The Elders Ltd (ASX: ELD) share price has come flying out of the gates on Monday morning.
In early trade, the agribusiness company's shares jumped 9% to a multi-year high of $14.98.
Elders share price jumps amid strong first-half profit growth
- Sales revenue up 38% to $1,514.8 million
- Earnings before interest and tax (EBIT) up 80% to $132.8 million
- Net profit after tax up 34% to $91.2 million
- Interim dividend increased 40% to 28 cents per share
What happened during the first half?
For the six months ended 31 March, Elders reported a 38% increase in revenue to $1,514.8 million.
This was driven by growth across all product areas and geographies. The star of the show, though, was the Rural Products business, which reported a 47% jump in sales to $312.9 million. This reflects strong demand for fertiliser and crop protection products following favourable seasonal conditions across key cropping regions.
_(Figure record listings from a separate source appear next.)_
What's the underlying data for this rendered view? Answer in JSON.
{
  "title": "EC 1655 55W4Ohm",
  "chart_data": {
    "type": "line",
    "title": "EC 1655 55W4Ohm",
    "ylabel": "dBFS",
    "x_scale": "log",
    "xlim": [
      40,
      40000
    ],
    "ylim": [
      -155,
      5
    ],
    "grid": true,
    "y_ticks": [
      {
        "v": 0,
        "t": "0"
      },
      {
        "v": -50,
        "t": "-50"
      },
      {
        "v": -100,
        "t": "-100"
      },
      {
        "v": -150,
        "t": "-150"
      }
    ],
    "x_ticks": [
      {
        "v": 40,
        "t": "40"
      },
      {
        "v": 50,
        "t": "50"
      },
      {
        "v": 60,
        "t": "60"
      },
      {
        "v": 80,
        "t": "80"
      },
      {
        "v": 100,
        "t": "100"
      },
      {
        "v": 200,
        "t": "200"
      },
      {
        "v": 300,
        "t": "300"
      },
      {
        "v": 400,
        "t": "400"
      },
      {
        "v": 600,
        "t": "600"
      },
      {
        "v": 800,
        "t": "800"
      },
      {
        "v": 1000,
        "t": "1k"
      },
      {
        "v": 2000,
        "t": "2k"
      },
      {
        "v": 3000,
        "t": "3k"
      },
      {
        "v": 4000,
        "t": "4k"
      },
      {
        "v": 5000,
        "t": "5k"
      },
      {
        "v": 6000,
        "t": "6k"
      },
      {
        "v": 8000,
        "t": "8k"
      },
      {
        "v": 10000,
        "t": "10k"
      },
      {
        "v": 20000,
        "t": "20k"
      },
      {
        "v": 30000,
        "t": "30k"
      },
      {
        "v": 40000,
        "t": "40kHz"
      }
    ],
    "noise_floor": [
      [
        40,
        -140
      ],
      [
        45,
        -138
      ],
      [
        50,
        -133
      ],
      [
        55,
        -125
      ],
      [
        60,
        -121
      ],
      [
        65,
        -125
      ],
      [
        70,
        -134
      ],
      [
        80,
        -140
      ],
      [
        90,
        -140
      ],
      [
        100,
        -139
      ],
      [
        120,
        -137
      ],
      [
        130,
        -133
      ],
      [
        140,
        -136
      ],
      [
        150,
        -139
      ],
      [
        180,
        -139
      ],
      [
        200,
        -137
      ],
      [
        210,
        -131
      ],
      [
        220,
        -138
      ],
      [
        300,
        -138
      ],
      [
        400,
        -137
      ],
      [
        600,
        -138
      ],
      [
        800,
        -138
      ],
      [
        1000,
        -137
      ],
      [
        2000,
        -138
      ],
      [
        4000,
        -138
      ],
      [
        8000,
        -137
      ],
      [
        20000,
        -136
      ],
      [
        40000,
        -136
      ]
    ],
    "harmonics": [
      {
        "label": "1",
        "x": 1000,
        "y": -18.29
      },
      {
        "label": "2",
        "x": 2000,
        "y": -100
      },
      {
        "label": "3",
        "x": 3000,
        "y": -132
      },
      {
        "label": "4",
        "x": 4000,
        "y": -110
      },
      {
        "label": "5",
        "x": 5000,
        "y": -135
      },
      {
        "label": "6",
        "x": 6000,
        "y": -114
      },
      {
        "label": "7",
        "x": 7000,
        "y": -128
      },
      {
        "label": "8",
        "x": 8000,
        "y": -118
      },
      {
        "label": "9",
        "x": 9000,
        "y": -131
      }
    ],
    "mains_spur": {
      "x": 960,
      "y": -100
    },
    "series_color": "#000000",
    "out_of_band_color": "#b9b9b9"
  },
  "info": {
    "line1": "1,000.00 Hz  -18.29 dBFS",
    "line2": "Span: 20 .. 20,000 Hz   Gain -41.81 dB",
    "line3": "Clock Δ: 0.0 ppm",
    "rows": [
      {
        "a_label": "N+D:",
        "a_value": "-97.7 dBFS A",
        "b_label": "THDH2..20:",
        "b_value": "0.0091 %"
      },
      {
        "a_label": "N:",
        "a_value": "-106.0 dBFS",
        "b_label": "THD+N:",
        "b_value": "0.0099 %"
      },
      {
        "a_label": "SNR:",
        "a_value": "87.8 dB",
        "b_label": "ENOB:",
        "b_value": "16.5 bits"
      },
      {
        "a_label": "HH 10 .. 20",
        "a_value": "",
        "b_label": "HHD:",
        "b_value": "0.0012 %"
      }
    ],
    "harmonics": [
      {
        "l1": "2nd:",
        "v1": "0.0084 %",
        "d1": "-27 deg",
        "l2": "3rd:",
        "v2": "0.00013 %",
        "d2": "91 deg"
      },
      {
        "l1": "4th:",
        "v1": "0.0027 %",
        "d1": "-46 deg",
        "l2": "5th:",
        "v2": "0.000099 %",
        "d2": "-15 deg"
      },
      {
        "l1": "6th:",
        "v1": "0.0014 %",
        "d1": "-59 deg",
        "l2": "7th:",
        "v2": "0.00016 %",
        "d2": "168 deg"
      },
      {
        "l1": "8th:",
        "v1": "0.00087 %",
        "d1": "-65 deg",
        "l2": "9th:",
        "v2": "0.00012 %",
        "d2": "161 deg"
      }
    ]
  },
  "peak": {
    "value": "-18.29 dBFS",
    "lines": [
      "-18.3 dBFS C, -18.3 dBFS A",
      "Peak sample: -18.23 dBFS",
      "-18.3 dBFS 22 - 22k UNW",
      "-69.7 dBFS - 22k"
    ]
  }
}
As for earnings, the company delivered an 80% jump in EBIT to $132.8 million and 34% increase in net profit after tax to $91.2 million. This was underpinned by its strong sales growth and the early success of its Eight Point Plan.
This strong profit growth allowed the Elders board to declare a 30% franked 28 cents per share interim dividend, which is up 40% year on year.
How does this compare to expectations?
As you might have guessed from the Elders share price performance today, this result outperformed expectations.
According to a note out of Goldman Sachs, its analysts were expecting Elders to report a 13% increase in sales revenue to $1,245.2 million and a 27% lift in EBIT to $93.7 million.
Elders has smashed both estimates with its sales revenue of $1,514.8 million and EBIT of $132.8 million.
Outlook
In light of the company's performance during the first half and strong start to the second half, management has upgraded its earnings guidance for FY 2022.
Instead of underlying EBIT growth of 20% to 30%, it is now forecasting EBIT growth of 30% to 40% for the 12 months.
Managing Director and Chief Executive Officer, Mark Allison, said:
The strong first half performance has continued in April and we now expect to deliver full year 2022 Underlying EBIT in the range of 30% to 40% above full year 2021 Underlying EBIT. This expectation replaces the guidance we gave to the market on 14 March 2022.
Though, the company warned that its guidance could be impacted by potential supply chain disruptions as a result of COVID-19 and geopolitical events, unexpected changes to seasonal conditions and severe weather events, and unexpected changes in commodity prices.